En ese momento, la arruga nasolabial de Condo le recorre la mejilla como en aquellos laberintos de fichas de dominó que se desploman en cadena desvelando un dibujo, pero en él esa arruga acaba siempre bifurcándose astutamente sin atreverse a formar hoyuelo, y pienso de nuevo que la ambigüedad, la bifurcación, son su estrategia básica para no caerse nunca en ningún hoyo.

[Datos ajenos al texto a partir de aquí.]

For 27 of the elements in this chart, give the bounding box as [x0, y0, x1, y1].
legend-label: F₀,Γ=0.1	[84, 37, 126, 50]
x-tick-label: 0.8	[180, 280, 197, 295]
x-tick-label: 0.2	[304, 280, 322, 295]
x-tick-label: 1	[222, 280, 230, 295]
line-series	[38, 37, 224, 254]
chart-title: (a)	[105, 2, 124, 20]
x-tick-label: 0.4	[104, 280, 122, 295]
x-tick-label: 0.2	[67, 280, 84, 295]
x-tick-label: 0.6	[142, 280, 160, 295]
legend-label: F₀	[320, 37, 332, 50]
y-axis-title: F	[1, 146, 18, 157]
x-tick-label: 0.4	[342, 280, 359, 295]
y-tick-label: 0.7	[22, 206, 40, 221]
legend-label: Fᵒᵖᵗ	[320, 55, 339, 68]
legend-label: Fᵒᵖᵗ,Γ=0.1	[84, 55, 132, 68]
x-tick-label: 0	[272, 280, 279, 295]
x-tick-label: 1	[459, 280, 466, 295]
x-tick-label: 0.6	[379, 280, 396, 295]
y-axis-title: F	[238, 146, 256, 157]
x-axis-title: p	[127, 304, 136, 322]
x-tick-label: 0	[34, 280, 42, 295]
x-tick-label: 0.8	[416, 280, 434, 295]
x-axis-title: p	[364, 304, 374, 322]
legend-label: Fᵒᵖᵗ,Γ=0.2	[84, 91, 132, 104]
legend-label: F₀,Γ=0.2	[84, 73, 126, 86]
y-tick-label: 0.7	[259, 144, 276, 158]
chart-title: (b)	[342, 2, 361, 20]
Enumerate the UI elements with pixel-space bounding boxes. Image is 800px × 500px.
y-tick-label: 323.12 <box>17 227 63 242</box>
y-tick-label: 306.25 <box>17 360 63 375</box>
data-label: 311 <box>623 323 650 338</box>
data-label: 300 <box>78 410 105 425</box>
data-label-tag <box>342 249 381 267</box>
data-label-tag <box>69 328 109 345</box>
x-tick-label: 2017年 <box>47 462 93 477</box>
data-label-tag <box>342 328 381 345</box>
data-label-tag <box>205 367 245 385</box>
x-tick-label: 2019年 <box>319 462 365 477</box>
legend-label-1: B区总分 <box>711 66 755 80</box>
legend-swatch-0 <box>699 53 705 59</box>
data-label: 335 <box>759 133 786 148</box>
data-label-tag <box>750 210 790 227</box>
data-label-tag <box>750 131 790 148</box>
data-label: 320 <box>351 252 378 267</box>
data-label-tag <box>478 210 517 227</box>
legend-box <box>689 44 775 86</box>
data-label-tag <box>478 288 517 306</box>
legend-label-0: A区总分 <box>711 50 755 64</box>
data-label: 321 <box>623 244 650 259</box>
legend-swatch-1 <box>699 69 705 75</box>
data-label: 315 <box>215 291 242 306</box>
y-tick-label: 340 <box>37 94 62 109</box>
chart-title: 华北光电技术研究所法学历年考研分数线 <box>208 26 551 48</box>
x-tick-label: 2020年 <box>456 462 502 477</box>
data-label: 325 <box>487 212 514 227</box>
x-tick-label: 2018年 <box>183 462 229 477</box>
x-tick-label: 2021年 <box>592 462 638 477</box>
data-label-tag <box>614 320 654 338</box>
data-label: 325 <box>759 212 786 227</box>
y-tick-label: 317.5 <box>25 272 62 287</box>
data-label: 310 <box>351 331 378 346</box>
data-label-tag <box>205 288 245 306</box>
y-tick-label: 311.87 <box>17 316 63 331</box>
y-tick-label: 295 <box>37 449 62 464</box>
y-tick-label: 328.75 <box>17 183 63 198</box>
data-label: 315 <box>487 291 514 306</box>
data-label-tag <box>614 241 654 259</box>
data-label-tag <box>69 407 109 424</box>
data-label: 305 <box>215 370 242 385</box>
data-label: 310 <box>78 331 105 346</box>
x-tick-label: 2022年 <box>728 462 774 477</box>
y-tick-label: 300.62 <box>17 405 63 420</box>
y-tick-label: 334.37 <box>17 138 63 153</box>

-No, no creo que sea buena idea quedarse –dice con un tono de voz que intenta ser diplomático.

-Oh, Condo, sería tan divertido verles la cara... –digo, sabiendo ya que es imposible.

-No, condesa, aún no estoy para aventuras de ese calibre, así que será mejor que marchemos –insiste, mientras se levanta y me tiende una mano para que lo haga también yo. Con él no hay discusión posible. Cruza la puerta y se interna en la luz de fuera. Le miro caminar y alejarse, preguntándome si en el fondo tendrá miedo de aquellos seres venidos del mar. Me quedo con ese enigma, y también el del motivo por el que hoy olía tan bien. Algo muy vago me dice que algo está empezando a cambiar, pero no soy capaz de presentir si es para bien o para mal. O para una sinfonía armónica de ambos, pues comienzo a creer que Condo tiene razón y no todo en la vida es blanco o negro.

Y, sobre todo, ese algo me dice que algo está empezando a cambiar porque ha dicho "aún no estoy". Ha dicho "aún no" y esto me ha producido una extraña dicha.